After trying other instruments as a child, “flute felt easy,” Slocum said. “The sound just came out, and I felt like this was what I had been looking for.” Her mother, a professional bassist in New York City, tried to talk her out of it because it was such a competitive instrument, “but it was easiest for me, because I hadn’t felt that kind of symbiosis with any other instrument I had tried.”
A few years ago, Slocum set up a recording of the Bach Orchestral Suite No. 2 in B Minor, collaborating with friends from her time as an undergraduate at the Curtis Institute of Music. The recording is available on YouTube and for download. In the future, she hopes to do more recordings of Bach solos and chamber music, again experimenting with instruments that might get her closer to the sound the composer intended.

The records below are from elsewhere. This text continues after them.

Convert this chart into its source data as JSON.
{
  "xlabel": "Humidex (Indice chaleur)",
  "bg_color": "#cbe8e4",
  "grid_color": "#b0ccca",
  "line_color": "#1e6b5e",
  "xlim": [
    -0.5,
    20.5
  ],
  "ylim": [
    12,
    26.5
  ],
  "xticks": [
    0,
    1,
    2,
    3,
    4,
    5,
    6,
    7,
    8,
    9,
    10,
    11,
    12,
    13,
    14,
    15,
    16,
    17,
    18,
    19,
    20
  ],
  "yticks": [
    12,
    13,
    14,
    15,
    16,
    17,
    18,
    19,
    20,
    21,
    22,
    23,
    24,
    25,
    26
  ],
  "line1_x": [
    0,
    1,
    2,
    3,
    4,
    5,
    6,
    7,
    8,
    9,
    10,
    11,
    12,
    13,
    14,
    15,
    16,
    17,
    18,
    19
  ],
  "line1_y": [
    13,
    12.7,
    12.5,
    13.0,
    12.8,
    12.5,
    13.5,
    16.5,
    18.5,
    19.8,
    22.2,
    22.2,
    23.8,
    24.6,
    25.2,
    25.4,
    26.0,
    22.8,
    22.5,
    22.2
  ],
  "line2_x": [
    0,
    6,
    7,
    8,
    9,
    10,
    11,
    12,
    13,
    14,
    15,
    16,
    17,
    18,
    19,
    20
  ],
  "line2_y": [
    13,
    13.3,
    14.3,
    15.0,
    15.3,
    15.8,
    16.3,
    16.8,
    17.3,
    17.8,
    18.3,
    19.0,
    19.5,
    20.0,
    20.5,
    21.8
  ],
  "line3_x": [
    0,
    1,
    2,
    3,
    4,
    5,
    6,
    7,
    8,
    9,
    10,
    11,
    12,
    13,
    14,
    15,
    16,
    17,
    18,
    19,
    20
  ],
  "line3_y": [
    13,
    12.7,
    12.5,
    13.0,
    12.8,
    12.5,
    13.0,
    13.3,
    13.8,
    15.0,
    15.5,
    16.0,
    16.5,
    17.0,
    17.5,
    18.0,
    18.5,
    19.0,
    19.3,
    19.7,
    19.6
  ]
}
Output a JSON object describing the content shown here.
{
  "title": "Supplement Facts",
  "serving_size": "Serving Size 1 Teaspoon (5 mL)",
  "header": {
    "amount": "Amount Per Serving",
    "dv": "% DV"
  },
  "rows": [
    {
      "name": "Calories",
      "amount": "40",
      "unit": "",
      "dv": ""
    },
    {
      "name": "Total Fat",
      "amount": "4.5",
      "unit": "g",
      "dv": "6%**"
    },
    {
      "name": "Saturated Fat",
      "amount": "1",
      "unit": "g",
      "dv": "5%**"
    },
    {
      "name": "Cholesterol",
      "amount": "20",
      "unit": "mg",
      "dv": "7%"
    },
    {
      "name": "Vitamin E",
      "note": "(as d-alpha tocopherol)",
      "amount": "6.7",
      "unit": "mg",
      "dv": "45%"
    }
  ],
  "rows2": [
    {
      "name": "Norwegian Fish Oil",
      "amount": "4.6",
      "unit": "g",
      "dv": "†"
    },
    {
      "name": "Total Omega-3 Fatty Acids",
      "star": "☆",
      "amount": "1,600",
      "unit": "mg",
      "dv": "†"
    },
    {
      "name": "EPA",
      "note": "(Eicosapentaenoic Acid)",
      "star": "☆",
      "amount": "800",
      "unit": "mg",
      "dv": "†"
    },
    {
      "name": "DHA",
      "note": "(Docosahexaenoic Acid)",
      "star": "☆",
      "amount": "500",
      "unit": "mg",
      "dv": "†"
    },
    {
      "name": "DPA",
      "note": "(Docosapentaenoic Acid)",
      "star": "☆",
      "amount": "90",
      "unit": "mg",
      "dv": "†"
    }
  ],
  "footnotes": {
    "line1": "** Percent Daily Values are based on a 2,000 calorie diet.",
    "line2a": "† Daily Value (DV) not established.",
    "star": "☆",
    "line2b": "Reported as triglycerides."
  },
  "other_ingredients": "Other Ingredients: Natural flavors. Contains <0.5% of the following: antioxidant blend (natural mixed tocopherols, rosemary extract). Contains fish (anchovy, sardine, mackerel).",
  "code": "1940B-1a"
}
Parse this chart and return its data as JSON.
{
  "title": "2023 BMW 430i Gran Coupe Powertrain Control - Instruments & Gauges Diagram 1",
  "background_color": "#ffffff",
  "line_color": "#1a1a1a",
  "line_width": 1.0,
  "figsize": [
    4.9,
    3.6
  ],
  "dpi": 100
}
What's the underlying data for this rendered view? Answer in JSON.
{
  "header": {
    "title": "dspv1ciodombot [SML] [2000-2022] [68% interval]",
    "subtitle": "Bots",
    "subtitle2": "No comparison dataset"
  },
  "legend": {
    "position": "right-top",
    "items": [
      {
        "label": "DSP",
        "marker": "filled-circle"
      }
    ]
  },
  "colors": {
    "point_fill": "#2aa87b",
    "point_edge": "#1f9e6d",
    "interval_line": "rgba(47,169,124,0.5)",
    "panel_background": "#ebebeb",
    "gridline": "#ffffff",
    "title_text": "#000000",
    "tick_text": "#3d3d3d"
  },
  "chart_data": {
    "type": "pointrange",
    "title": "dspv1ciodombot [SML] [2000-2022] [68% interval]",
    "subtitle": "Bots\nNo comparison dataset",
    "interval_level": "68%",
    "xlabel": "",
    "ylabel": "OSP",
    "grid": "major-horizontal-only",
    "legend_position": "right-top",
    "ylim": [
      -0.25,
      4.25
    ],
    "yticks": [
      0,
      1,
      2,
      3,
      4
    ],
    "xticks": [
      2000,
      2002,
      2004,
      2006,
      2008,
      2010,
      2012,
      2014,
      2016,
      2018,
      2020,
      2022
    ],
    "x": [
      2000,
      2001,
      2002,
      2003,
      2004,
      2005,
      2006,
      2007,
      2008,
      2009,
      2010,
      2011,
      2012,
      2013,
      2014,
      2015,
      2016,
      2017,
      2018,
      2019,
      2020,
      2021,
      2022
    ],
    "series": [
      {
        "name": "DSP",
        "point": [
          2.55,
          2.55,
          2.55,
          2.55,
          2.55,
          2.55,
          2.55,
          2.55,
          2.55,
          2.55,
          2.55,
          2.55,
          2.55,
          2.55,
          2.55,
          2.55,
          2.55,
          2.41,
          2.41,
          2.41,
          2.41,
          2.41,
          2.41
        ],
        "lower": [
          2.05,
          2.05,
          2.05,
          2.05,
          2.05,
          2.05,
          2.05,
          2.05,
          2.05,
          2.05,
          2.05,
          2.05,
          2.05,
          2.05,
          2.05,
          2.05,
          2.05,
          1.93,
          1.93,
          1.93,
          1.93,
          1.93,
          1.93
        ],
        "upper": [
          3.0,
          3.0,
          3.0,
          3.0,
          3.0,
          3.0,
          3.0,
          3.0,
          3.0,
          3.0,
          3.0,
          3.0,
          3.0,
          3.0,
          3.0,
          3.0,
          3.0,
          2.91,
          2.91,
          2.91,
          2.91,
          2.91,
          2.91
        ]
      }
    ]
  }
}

When Slocum won the MSO audition in 2012, she was 22 and in her first year of working on her master’s degree at the Manhattan School of Music. “It was such a daunting experience, to have my first job be at the level of this orchestra,” she says. But former music director Edo de Waart, who hired her, “gave me the freedom to be me,” she says. “He helped me grow as an artist. There were definitely times I wish I could have taken back, but I needed those times to teach me things.”
“Sonora is a real artist,” said principal oboe Katherine Young Steele, who sits next to her. “I’m super fortunate that we’ve developed a relationship where we get each other. We play really well together.”
At first, Steele said, she worried about the differences between them, such as the 10-year age gap and her own Midwestern background, “while Sonora’s a very serious New Yorker. But she’s so fun, and actually very chill. It’s been a fun five years.”
Slocum’s practice habits vary depending on her mood. Sometimes to challenge herself she’ll do nine hours a day, “but for a wind player, that completely blows out your face.” More sustainably, she will do a very mindful two hours, “thoughtfully and with joy.” She thinks back often to her 12 years of ballet classes as a child and is looking into adult options in the Milwaukee area, because playing music and dancing are intertwined. “The more you master the fundamentals, the more free you are in the moment. It’s like that with music and with dance and with a lot of other things.”
Looking ahead, she said, “I’m excited about where the orchestra is at the present moment and where it’s going. There’s a lot of excitement, and it’s such a great orchestra – even better than it was when I started, and it was really good then. To come together this way is wonderful.”